I modified Food Network’s Roast kabocha squash with lemongrass cream soup recipe on a whim to make this amazing squash side dish. The flavors are so rich and decadent with the yummy squash taste still coming through. It’s so good it’s addictive.
Creamy Kabocha Squash
- 1 large kabocha squash green skin shaved off, seeds removed, and chopped into bite-sized pieces
- 1 T thyme leaves
- 1/2 t salt
- 1/2 t pepper
- 6 T olive oil
- 1 c half-and-half
- 1 stalk lemon grass thick end only, finely chopped
- 1 small carrot roughly chopped
- 1 small Spanish onion roughly chopped
- 1 small leek white portion only, roughly chopped
- 2 c concentrated vegetable stock 2 Knorr bullion dissolved in 2 cups of water
- Preheat oven to 350º F.
- Put the squash pieces in a ziplock bag with the thyme, salt, pepper, and 4 T of the oil.
- Massage to coat well.
- Open the bag and place the coated squash pieces onto a roasting pan.
- Roast until caramelized and cooked through, about 30 minutes.

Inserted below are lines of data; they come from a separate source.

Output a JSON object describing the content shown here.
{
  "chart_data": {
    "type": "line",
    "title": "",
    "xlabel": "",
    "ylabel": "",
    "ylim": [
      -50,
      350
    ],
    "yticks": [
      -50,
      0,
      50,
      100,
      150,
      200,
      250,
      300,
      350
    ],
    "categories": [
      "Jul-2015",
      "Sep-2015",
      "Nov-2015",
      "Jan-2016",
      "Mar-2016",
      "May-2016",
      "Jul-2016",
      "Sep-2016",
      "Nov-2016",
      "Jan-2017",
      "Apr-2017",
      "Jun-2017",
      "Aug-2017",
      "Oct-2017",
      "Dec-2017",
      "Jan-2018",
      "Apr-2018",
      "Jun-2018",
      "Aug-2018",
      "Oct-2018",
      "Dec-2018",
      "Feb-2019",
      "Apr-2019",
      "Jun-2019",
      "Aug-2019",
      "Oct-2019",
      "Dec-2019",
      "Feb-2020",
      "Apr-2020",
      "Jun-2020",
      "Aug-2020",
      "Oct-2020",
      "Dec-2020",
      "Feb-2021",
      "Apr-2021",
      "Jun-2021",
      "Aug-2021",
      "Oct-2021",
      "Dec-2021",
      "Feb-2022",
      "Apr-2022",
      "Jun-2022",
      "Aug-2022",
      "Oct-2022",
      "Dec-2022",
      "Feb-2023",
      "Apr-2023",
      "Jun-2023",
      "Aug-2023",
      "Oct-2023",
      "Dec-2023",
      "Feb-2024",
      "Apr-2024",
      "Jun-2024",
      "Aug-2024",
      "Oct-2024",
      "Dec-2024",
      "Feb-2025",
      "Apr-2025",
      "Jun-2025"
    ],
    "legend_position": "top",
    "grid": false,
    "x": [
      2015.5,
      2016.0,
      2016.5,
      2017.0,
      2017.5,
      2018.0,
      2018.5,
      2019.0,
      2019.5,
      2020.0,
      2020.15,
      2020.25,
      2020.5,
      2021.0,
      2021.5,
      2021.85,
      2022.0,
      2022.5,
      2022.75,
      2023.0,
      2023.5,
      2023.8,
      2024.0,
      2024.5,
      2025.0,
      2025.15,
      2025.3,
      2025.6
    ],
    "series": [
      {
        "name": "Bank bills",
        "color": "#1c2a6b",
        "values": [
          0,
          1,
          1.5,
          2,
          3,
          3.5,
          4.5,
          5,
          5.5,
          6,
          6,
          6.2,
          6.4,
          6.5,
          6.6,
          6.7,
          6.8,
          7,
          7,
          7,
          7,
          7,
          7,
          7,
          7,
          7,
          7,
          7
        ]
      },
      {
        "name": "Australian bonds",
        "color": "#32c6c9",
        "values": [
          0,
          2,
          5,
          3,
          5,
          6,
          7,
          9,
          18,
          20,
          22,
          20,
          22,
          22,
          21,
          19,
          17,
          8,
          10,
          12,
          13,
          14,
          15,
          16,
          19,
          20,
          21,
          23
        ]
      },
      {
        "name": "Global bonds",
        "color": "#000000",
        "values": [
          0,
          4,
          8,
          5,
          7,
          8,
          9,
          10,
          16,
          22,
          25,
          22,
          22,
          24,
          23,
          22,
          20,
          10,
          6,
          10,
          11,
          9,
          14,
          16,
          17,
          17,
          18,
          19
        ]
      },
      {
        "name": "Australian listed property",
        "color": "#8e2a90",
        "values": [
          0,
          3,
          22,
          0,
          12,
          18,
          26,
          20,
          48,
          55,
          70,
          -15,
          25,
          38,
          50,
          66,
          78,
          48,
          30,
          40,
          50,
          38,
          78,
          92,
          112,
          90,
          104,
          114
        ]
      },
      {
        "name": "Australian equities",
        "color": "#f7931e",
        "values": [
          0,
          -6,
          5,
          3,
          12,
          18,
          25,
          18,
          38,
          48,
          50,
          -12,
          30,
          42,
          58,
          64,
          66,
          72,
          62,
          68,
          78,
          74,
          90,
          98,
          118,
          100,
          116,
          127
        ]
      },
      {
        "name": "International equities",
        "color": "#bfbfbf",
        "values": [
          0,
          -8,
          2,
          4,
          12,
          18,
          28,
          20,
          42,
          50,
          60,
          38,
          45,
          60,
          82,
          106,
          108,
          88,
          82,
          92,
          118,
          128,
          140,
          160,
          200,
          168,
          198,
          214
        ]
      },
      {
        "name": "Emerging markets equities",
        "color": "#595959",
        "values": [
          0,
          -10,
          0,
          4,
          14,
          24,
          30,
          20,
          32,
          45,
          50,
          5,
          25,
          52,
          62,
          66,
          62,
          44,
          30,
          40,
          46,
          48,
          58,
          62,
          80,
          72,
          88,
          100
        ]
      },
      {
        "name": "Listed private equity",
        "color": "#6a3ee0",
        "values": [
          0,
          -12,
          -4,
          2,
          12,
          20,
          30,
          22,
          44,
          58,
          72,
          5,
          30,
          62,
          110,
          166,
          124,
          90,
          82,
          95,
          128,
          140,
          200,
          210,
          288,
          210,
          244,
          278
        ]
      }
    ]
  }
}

- In a small saucepan combine the half-and-half with the lemon grass and reduce by half.
- Strain, and set aside in a blender.
- In a medium pot over high heat, add the remaining 2 T oil.
- Add the carrots, onion and leek and cook until browned.
- Add the concentrated veggie stock.
- Pour the sauce into the blender with the cream.
- When the squash is done, set 3/4 of the squash pieces aside in the serving container.
- Transfer the remaining 1/4 of the squash pieces into the blender with the veggie sauce and warmed cream. Blend until smooth.
- Pour the cream sauce on top of the reserved squash pieces.